Além disso, o recurso mostra que soluções para os problemas dos personagens não caíram do céu, mas sim que sempre estiveram ali. Tão porcamente usada nas apressadas e confusas narrativas atuais, esse recurso é brilhantemente executado em Cobra Kai.

Um exemplo perfeito dessa execução é na montagem do jardim de Miyagi-Do, quando Robby se atrapalha em colocar os vasos sobre o disco de madeira no lago. Daniel o lembra que é necessário equilíbrio perfeito entre os lados. Equilíbrio relembrado durante a dificuldade de aprendizado do kata em dupla de seus dois alunos. Fazendo com que Daniel os colocassem pra treinar em cima do disco.

Um embate de gerações

Um elemento claro na narrativa do filme é a estereotipação das diferentes gerações que cresceram após o lançamento do filme. Como explicar cada uma geraria um parágrafo em si, deixo abaixo uma pequena tabela para facilitar o entendimento.

Geração X: Nascidos entre 1965 e 1981 –  Cresceram nas décadas de 80 e 90.
Millenials: Nascidos entre 1982 e 1994 – Cresceram nas décadas de 90 e 00.
Geração Z: Nascidos entre 1995 e 2010. Cresceram nas décadas de 00 e 10.

Nesse sentido como filme criado em 1984, seu público era completamente voltado para a gen X e millenials mais velhos. Sabendo que este mesmo público retornaria para um spinoff feito 30 anos depois, a tentação de parodiar as gerações posteriores seria inevitável.

O filho mais novo de Daniel é o retrato perfeito de uma geração Z alienada da realidade e plugada na internet todo o tempo. A segunda temporada apresenta Arraia, um esteriótipo millenial já em fase adulta preso tanto aos anos 80 quando a adolescência de uma geração posterior.

Gender o que? Isso é algum tipo de trote?

Frequentemente o dojô de Cobra Kai é confrontado por políticas modernas de gênero e bullying. Seria completamente fora do personagem mostrar um Johnny desconstruído e preocupado com o bullying que seus alunos sofrem.
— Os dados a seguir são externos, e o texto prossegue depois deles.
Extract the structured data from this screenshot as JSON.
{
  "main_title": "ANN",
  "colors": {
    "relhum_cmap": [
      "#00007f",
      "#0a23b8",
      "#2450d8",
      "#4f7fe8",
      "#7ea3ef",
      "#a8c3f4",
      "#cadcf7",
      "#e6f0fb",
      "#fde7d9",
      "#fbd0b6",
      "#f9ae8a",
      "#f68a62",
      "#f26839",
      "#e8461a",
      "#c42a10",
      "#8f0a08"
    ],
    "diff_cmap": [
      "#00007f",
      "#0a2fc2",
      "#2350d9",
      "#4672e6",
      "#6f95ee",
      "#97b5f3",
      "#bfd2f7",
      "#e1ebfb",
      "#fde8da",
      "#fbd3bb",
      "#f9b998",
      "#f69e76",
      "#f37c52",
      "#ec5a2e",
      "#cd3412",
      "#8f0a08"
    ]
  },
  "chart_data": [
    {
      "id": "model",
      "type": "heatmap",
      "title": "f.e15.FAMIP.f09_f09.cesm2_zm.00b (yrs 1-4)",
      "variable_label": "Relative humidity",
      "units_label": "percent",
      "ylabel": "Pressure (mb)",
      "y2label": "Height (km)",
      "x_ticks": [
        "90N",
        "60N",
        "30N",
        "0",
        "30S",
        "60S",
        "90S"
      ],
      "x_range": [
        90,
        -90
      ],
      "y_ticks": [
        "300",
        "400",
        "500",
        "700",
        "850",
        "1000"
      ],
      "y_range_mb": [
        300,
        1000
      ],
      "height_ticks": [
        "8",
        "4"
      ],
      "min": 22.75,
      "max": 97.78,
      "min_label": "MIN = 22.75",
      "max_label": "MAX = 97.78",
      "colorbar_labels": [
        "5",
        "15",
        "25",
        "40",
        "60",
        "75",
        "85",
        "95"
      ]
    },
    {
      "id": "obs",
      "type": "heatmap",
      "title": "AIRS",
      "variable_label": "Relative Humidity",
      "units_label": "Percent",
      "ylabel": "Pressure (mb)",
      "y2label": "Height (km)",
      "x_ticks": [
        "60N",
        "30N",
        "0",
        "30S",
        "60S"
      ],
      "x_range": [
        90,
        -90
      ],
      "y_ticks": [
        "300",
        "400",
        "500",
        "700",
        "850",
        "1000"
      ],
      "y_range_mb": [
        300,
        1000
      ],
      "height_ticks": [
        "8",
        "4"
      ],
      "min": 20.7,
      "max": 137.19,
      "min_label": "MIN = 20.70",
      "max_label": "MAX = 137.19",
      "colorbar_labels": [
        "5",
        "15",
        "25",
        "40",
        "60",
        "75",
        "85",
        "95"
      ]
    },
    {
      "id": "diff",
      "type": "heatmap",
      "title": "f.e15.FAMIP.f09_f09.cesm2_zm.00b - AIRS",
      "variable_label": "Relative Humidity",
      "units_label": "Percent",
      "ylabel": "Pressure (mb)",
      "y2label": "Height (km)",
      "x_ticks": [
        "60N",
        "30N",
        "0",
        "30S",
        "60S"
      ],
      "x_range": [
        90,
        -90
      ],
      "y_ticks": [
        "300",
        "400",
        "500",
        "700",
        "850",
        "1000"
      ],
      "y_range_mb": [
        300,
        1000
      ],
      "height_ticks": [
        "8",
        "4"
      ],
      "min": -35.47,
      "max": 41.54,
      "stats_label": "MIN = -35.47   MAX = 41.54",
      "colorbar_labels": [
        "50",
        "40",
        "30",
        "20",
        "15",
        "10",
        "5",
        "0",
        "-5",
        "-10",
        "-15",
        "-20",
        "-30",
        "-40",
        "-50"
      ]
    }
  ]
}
Porém manter um protagonista que defenda bully ou discriminação de gênero seria um tiro no pé da série.

Nesse sentido, a série contornou esse problema com um brilhante desenvolvimento de personagem. Foram os problemas financeiros e falta de alunos que incentivou a aceitação de outros gêneros no dojô. Foi a agressividade preventiva do lema de Cobra Kai que ofereceu uma defesa concreta contra o bullying.

Foi na repaginada de Hawk que vemos um garoto tímido e complexado com sua aparência, se tornar numa pessoa de atitude e confiante (tudo muito bem executado pelo ator mirim). Porém, seu desenvolvimento logo flerta com uma personalidade corrosiva que pode acabar desenvolvendo no personagem.

Cobra Kai não é um Karatê Kid ao inverso

Apesar de partir da premissa da teoria de fã e mostrar Johnny como protagonista, além de todos os pontos que levantei sobre “rimar” com cenas passadas. Cobra Kai não é meramente um espelho invertido do filme Karatê Kid. 

A série é sobre Johnny lidar com seu passado e conseguir tirar o melhor disso, bem como Daniel reconhecer os problemas que ele mesmo causou. Nenhum dos dois é realmente o vilão da história, a não ser é claro, aquele que era originalmente o vilão esse tempo todo.

Com a volta de Kreese, vemos quem originalmente era o vilão da história e como ele afeta negativamente todos ao redor, seja através de uma penumbra seja presencialmente. Isso sem mencionar o que acontece no final da segunda temporada, por respeito aos spoilers.

Droga, talvez tudo seja mesmo uma grande poesia.